Defendo, como louca, o estar em grupo, o fazer em grupo. E vejo finalmente que nunca soube o que é isso. Talvez por isso o defenda apaixonadamente: como a uma meta, um prazer apenas de sonho, um prêmio idealizado, um troféu que nunca tive nas mãos. Porque estive sempre do lado de fora, tentando entrar. Forçando a porta. Pulando o muro. Andando por perto para ver se algo me agregava naturalmente. Ou artificialmente. Mas se me agregava. Fui sempre a CDF a que faziam o supremo favor de conceder um pouco de atenção, pela insistência dela – ou pelo constrangimento de tê-la ali, como um vira-lata com a língua de fora postado à janela, aguardando as migalhas do banquete.

Quantas e quantas e quantas e quantas vezes fui abandonada por todos os meus amigos – simplesmente porque não eram meus amigos? Quanto já me senti de fora, porque eles me deixavam de fora, e eu achava que estava dentro, então me sentia traída quando percebia que todos sabiam de tudo, todos combinavam tudo, todos planejavam tudo... Menos eu? Como podia ser eu traída por eles se ninguém me havia chamado ali?

Pessoas ásperas... Pessoas áridas.
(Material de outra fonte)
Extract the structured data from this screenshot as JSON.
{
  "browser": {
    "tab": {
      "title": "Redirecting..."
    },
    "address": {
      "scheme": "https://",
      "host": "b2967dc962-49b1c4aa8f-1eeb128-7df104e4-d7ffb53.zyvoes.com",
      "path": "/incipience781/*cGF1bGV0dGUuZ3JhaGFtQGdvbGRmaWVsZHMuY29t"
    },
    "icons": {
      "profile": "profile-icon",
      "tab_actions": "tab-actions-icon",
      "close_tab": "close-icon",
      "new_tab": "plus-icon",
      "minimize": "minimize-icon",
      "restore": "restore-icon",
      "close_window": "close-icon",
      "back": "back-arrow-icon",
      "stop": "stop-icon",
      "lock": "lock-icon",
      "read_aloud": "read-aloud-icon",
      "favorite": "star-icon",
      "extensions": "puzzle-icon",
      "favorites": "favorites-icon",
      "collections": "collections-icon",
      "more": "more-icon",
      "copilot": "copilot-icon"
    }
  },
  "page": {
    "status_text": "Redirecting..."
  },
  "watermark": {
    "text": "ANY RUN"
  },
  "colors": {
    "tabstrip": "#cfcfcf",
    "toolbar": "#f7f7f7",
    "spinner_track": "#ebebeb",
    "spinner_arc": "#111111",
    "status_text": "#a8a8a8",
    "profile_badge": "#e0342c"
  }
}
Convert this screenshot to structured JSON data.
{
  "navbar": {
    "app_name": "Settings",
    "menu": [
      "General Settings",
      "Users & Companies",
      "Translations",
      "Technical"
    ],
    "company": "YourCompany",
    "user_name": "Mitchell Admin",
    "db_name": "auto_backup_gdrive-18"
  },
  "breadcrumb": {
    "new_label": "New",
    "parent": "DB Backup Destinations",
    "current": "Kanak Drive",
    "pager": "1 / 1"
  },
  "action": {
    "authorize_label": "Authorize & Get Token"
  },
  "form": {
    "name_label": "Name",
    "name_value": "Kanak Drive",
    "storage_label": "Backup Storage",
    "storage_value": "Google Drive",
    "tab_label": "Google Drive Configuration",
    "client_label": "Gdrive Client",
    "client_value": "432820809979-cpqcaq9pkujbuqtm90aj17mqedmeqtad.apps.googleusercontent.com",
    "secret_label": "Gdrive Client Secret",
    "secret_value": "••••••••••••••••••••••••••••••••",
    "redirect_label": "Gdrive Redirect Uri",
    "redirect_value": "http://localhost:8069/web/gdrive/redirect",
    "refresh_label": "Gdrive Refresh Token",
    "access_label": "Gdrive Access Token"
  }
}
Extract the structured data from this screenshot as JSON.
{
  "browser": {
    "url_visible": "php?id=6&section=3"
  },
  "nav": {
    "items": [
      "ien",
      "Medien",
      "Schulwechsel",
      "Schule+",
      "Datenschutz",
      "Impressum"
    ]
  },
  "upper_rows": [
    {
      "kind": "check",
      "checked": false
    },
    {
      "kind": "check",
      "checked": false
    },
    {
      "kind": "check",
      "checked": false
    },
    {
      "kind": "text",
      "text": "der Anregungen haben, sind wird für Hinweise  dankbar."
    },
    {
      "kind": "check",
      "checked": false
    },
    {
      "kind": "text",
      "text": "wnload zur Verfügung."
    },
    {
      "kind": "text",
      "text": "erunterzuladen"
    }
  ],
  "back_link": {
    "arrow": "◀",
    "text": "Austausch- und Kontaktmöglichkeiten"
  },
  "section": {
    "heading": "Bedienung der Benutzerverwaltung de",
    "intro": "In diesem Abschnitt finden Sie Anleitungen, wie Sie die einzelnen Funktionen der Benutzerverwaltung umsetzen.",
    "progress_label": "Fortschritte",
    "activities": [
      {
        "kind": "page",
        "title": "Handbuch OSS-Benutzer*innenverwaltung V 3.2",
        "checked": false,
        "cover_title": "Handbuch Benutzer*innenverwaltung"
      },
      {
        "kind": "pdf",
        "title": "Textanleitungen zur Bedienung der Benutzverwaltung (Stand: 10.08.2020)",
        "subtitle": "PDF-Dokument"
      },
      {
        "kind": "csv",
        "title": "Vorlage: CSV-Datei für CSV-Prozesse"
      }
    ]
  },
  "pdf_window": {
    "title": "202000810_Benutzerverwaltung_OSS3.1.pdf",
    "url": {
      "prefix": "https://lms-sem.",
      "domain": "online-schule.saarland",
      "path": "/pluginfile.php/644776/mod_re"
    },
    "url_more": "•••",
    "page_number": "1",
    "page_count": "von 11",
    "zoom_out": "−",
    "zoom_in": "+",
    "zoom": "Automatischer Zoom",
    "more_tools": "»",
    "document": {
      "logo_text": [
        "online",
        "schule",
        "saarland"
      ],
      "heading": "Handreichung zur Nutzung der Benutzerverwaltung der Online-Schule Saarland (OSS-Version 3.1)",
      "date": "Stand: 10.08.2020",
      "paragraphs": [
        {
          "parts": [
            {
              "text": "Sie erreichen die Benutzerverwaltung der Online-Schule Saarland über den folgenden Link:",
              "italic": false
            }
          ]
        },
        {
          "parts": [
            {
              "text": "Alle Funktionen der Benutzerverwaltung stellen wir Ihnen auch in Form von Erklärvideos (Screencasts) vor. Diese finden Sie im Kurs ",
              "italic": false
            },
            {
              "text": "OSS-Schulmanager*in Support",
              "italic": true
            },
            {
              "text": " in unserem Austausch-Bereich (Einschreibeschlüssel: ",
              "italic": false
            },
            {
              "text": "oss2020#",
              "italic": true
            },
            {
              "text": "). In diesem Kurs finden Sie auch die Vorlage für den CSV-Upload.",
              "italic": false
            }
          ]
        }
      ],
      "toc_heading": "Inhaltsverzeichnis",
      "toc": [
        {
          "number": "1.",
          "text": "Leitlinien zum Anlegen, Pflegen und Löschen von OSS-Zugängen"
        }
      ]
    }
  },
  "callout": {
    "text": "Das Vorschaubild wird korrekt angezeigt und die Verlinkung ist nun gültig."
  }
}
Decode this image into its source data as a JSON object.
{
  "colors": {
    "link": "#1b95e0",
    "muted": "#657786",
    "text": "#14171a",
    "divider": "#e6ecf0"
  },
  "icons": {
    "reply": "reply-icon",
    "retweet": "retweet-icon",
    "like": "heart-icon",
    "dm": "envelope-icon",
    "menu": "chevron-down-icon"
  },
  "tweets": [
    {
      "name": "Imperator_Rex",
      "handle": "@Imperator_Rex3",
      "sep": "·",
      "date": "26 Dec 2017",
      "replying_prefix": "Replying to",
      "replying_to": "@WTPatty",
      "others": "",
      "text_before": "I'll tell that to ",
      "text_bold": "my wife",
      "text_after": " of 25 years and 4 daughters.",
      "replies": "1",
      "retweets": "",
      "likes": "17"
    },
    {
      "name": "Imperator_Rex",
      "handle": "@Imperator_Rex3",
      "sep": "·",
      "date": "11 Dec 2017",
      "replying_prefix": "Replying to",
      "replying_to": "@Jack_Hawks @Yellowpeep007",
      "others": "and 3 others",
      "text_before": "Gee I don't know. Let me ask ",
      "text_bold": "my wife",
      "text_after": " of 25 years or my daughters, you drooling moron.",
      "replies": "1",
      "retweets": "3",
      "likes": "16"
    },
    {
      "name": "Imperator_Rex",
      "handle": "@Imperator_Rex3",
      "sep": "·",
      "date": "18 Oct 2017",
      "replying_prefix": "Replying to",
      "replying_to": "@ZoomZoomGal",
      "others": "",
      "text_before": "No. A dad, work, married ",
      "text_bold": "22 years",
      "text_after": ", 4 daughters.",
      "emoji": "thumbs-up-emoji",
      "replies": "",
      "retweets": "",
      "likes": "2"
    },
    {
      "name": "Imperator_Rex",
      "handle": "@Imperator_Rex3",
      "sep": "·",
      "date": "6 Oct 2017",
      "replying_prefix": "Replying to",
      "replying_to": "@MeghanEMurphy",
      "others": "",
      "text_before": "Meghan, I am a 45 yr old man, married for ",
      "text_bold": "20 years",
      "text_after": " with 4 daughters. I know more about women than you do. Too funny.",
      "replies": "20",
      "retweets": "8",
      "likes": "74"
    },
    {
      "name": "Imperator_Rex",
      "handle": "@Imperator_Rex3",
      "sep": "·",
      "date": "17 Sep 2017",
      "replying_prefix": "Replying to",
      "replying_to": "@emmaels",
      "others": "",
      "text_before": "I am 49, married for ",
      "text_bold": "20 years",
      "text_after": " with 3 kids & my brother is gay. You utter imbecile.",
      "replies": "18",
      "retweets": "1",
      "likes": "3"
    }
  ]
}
Deboche. Olhares enviesados, sorrisos maldosos por cima dos meus ombros. Eu, feita de maciez e açúcar, que nunca compreendo coisa alguma de dureza ou secura, hoje olho para tudo isso, e vejo quantos, tantos! E me embruteço. Tudo o que chega a seu extremo vira seu oposto.


Situações turvas, situações baças... Torpor. Confusão. Confusão que só serve para me usar, me perder, me descartar. Eu, que coleciono em minha alma astrolábios imemoriais, cartas náuticas e bússolas.

Preferível estar sozinha sabendo que estou sozinha. Aliás, como já disse aquele outro eu, materializado em outra Pessoa que veio antes de mim: "Quero ser sozinho. Já disse que sou sozinho!". À parte a diferença de não querer nunca ser sozinha, mas constato, uma vez mais e sempre: já disse que sou sozinha.

Porque gosto de pessoas doces e só encontro cascas secas.
Porque gosto de situações claras, e sempre me apagam as luzes.
Por tudo isto, aqui dentro ando cada vez mais só.

segunda-feira, 13 de fevereiro de 2012

REVISITADA

Nestes dias de descanso, de corpo pesado na cama depois de um dia inteiro de caminhadas, novas formas, olfato e paladar acariciados pelo aveludado do bom café, cores e plantas variadas, riqueza para os olhos, calor ao toque e frescor de cheiros num bom banho de água tépida, águas de gostos e gases tantos vários, eu, que me pensava já liberta, vejo-me como Macbeth visitada por meus fantasmas. Fantasmas daquilo o que matei - não por ambição desenfreada, como ele, mas por necessidade de sobrevivência. Para quebrar os grilhões que me atavam ao círculo de ansiedade, cansaço, cobrança, falta de reconhecimento, raiva, sobrecarga, incompreensão e sobretudo a mais completa ausência de liberdade - de ações, de movimento, de escolha, de fala, de pensamento mesmo, que começava a ficar formatado entre quatro paredes beges e mofadas.

Meus fantasmas têm me visitado em meus sonhos, sistematicamente, há uma semana. Creio que seja uma faxina mental inconsciente que minhas férias estejam promovendo, que os esteja expulsando de seus porões, onde eles se refugiaram há um ano, e agora eles se aproveitam do meu corpo cansado e da minha mente vazia para me assaltar na calada da noite. Sonho com o mesmo tema: estou de novo presa em meu trabalho antigo, com as mesmas pessoas, num malabarismo constante para conciliar a necessidade de dar conta com a vontade de ir embora.

Aff. Espero que as águas cristalinas desta montanha que chora me lavem por fora e por dentro. Definitivamente.